Making the right decisions can make or break you mentally from my point
of view.
How bad is the drive to with a
woman? last week I have tried to think
of new memories to the songs that lead me to not think of maladaptive dreams of
the past and my thoughts have gone to stripping and very detailed sexual
desires with a woman. This is a new one that came and went in the past but
seems here to stay.
I flirted with a female two Halloweens’ on
the train and it was so nature to me. Trust me only in Portland would we not draw attention. I was literally throwing myself at her in
public and no practice was necessary lol. It gave me such an emotional high and that was
over 2 yrs ago. I had only been on hormones
2 months at that time.
I know I am going on and on
and I think this is my way of processing of what to do but this issue is really
pressing me to my limits. I usual know
how to get what I want but this one scares me because if I go on a mission to find
a woman and she is the wrong one I could end up in white city no questions
asked. I know in my heart I am a woman
that wants to learn the violin because music heals my soul and has really
helped me in the past. I want both and
as a 20’s year old emotional woman I want both and now.

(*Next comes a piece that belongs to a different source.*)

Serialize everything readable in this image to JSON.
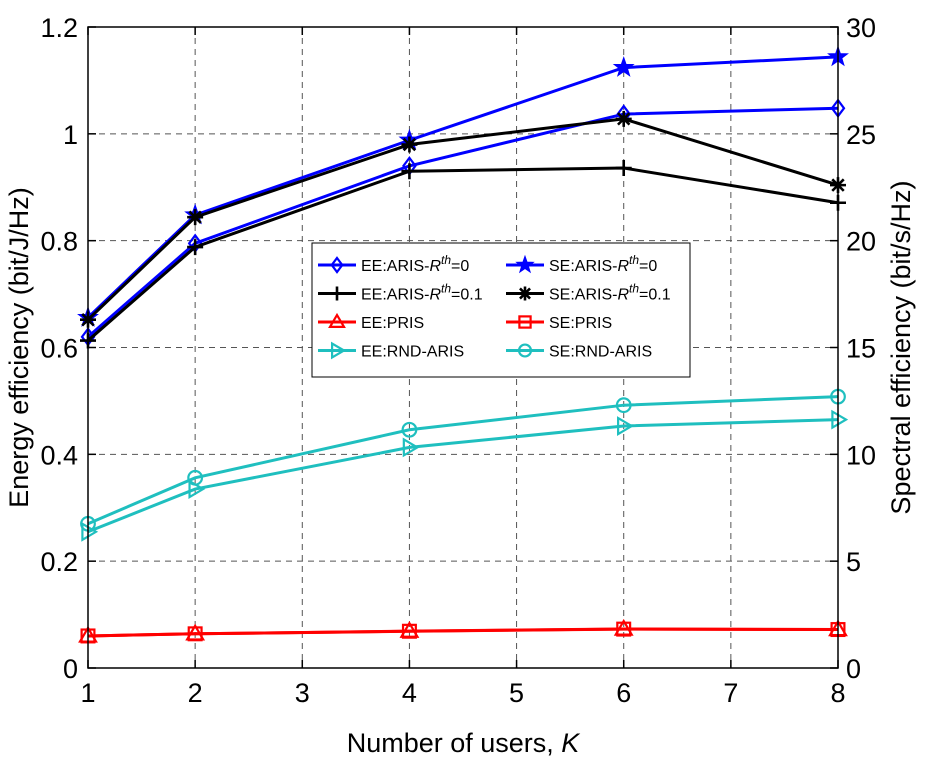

I have that black short skirt
hanging in my living room for many reason but one is I loved how I felt 2 yrs
ago when I was so much more slim. But
that dress today could dig me a mental hole I could not mentally work my way out for a long time. It could possibly help me get surgery as soon
as this year but at what price Damn ziglar price is one time and cost is
ongoing. So using his logic the ? price
of surgery is one time but the cost of dancing to get the surgery would cost
and cost for years to come in my life.
However ziglar was did not have estrogen in his body to try and control the
human body’s emotions while making such a hard decision. Trust me men have it
easy and I am a person would know the difference of not being on estrogen. I know what it feels like when I see a woman
screaming … I am not on my period … lmao
I probably will not dance but
this space you give me has really proven the unknown factor in my growth as a
woman. This space has enabled me to process information very quickly, vent and
many other things and I thank you for that.
But if the right woman comes up to me I think
the game is up at this point if my hormones are raging like they are now. This is why I am so transparent too and that
is because it helps me prevent such serious issues from occurring by putting
them on the table. This is much like attempting suicide which is unlikely but
putting it on the table makes it even less likely because only a person in
denial or lying would say suicide will never happen to me on hormones. Especially with that statistics’ demonstrate
many turn back on hormones and many do attempt suicide while on hormones. This
is no game and it literally could be life and death. At times it feels like
Russian roulette but I had not idea what I was getting in to until I started
hormones.
I just wanted some breast and
nice girlfriend along with hormones. What happened on the way to taking
hormones is much like going in the marines when the recruiter said you will travel
the world. You get to parris island and you think how the hell did I end up
here and how do I get out.
But with estrogen it is a one
way ticket with no end of enlistment date because it will last the rest of your
life even if you decide to come off of hormones you will know what is on the
other side of the fence. It changes you so much and how you look at the world
and how you process information. You are seeing the world through a brand new
prism that changes by the hour at times. This is truly what estrogen does to
the body. As many woman have told me welcome to womanhood as they laugh and one
said now you understand Rachel.
The problem is I understand
way too much but I am one sharp cookie and this is the reason I am still above
the ground after 2 ½ yrs on estrogen. I
have only had to learn on the fly because those before me refuse to go public
about their experience on hormones. I will do all can to remain in the public eye about the experience and prevent attempted
suicides and deaths. I am part of the solution not the problem.